The Aiko Defendants argued that the Claimant is not in a financial position to bear its legal costs due to incurring losses in 2023 and 2024, the need for debt and equity investment to support their liquidity needs, and an ongoing class action. The Claimant argued that the Aiko Defendant’s position was unfounded, as they made ‘substantial progress in its capital raising and debt restructuring initiative’, emphasizing that the debt does not mature until 2028.
Decision
The Defendant had argued in a substantial manner that the Claimant’s group was in a very difficult financial situation. The Claimant was found not to have provided any convincing evidence to substantiate its financial situation, indeed, it confirmed that the solar market is currently difficult for everyone in the market. The Court found this, the timeframe of the proceedings, the maturity of the debt in 2028 and ‘the unpredictability of the already difficult solar energy market’ to justify the risk that the Claimant will not have the financial resources to pay the Aiko Defendant’s costs.
Amount of Security
The Aiko Defendants base the security sought the EUR 112,000 ceiling for representation cost set by the UPC Administrative Committee at EUR 112,000, based on the Claimant’s EUR 1,000,000 valuation of the claim, with a 10% premium “in view of the costs associated with the realisation of the security”, giving a total requested security of EUR 123,200. The Claimants considered the requested amount of security to be too high, arguing that the EUR 100,000 ceiling addresses the action against all eight defendants; the Aiko Defendants constitute only three out of the eight the Defendants and therefore the security amount should be scaled accordingly to EUR 56,000-60,000.

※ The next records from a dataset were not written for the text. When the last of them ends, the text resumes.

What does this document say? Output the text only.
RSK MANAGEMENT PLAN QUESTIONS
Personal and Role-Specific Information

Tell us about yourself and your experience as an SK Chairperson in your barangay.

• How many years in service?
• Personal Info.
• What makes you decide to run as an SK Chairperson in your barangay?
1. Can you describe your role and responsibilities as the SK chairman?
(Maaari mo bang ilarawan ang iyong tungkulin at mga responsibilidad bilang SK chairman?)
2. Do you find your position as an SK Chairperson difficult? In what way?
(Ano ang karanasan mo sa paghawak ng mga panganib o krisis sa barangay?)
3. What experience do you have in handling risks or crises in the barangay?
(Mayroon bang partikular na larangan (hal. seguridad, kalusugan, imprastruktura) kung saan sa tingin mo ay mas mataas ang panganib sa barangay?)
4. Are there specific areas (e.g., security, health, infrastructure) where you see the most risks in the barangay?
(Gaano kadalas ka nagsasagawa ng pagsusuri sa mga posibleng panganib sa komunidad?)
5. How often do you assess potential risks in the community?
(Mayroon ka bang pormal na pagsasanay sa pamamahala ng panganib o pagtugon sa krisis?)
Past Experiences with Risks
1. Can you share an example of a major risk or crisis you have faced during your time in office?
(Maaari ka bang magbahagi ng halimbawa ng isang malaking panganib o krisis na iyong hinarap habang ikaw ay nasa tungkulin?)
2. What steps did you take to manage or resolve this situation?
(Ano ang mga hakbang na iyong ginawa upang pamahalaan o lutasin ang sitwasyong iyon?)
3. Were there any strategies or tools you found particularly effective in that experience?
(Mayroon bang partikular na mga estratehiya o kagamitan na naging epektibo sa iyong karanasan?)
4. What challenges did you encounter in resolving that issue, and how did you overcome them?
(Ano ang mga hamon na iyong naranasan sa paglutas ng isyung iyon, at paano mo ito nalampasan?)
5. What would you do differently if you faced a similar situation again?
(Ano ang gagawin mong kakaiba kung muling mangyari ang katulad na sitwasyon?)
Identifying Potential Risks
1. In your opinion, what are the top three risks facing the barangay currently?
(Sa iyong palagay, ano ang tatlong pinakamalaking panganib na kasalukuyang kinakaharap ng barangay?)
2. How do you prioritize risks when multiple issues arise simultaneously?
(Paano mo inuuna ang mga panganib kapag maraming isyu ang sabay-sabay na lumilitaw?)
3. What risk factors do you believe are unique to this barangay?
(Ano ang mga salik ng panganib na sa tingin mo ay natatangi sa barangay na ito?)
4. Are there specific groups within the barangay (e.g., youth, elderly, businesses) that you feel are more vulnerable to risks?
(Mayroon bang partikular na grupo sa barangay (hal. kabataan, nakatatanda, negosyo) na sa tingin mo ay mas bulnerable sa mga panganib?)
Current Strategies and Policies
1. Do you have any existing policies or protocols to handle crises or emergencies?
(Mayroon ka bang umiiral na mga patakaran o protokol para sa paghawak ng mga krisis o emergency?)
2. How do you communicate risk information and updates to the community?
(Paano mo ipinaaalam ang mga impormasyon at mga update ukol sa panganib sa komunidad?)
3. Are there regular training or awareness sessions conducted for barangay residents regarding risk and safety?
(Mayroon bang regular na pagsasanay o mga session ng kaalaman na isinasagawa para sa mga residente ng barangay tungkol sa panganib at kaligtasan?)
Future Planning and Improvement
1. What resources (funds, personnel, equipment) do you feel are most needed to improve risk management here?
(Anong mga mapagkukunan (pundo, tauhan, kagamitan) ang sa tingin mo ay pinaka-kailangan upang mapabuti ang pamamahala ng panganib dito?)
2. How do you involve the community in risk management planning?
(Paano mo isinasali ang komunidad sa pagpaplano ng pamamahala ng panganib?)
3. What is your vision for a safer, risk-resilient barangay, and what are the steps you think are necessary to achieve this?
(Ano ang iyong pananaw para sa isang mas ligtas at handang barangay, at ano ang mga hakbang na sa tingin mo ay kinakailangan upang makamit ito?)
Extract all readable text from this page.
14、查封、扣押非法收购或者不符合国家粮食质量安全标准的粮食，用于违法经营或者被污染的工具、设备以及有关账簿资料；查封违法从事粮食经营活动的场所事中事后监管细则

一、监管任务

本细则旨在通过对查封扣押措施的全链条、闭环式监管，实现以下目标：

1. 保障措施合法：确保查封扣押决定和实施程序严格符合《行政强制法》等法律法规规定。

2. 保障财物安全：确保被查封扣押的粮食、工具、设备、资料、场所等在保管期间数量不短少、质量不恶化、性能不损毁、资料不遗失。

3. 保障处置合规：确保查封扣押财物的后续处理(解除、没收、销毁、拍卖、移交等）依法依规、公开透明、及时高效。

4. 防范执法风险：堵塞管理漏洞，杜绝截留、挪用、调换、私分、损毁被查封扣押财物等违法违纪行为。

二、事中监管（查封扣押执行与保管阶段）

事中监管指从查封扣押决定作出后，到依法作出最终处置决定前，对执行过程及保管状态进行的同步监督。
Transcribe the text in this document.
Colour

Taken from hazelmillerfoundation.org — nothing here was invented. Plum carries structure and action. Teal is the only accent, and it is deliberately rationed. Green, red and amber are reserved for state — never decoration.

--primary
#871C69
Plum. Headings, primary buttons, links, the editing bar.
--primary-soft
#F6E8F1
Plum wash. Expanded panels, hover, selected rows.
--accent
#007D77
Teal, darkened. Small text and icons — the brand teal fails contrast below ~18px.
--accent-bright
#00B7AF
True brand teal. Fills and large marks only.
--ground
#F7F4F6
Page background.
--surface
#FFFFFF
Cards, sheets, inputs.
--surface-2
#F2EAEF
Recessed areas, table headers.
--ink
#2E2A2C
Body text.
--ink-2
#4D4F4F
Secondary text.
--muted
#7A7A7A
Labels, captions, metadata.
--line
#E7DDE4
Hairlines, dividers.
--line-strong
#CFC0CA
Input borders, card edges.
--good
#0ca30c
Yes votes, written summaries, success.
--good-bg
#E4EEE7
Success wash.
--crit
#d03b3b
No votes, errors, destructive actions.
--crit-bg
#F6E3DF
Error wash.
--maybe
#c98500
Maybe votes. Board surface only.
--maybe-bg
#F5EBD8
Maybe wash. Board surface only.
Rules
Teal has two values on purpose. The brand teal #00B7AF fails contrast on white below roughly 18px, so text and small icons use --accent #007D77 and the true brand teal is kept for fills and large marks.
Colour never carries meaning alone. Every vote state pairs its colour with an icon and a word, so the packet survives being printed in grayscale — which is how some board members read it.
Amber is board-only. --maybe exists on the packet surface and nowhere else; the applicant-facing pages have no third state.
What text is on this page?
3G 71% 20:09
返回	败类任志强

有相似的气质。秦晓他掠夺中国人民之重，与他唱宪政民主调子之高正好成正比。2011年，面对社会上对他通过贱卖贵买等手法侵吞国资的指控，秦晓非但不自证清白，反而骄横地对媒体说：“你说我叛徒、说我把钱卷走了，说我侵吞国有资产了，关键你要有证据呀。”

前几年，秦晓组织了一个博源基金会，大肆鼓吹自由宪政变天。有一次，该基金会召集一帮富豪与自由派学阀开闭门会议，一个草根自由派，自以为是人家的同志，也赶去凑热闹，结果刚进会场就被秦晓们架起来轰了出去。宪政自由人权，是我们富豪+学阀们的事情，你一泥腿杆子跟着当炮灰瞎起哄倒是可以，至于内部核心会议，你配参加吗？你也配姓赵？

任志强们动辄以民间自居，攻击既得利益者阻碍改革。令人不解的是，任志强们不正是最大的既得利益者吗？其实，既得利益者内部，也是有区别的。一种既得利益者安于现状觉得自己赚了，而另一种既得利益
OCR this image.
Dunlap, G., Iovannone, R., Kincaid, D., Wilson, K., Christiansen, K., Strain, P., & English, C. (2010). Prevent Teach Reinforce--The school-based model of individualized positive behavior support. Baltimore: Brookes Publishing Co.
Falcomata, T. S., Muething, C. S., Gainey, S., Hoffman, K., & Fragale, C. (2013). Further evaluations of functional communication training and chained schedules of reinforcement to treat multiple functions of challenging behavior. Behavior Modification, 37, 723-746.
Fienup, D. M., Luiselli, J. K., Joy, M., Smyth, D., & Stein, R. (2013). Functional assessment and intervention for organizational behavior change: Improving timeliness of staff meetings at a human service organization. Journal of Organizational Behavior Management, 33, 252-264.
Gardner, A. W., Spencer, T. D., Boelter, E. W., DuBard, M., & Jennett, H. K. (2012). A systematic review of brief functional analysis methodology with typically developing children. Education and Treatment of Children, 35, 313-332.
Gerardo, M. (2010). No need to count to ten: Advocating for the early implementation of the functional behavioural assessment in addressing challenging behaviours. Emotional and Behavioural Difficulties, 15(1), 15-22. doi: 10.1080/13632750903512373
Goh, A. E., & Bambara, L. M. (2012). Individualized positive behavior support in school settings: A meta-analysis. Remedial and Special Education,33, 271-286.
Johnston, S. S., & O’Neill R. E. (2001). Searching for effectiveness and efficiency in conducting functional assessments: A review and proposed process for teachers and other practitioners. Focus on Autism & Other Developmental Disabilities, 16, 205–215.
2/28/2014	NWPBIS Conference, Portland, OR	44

The Court found, with reference to the Guidelines for the Determination of Court Fees and the Ceiling for Recoverable Costs adopted by the Administrative Committee of the UPC on 24 April 2023,[3] that the infringement action and counterclaim action each held a value of EUR 1,000,000 and therefore EUR 2,000,000 in total, with a ceiling for representation cost of EUR 200,000 in total, irrespective of the number of parties. Addressing the Claimant’s 3/8ths point, the Court found that the ceiling is not automatically divided by the number of parties liable to pay costs, instead “the purpose of the ceiling on recoverable representation costs is to prevent unjustified recovery of costs both in cases where one party has several representatives and in cases where one representative represents several parties”.
As the Aiko Defendants share a representative, the Court assumed that they are “economically close” and/or “do not have a conflict of interests.” The remaining Defendants (the other 5/8ths) are grouped together separately because they have a different representative and disputed relationships with each other and the Aiko Defendants. Therefore, each group, the Aiko Defendants and the remaining 5/8ths are found to be entitled to one half of the EUR 200,000 ceiling; EUR 100,000 each, with no ‘premium’ added.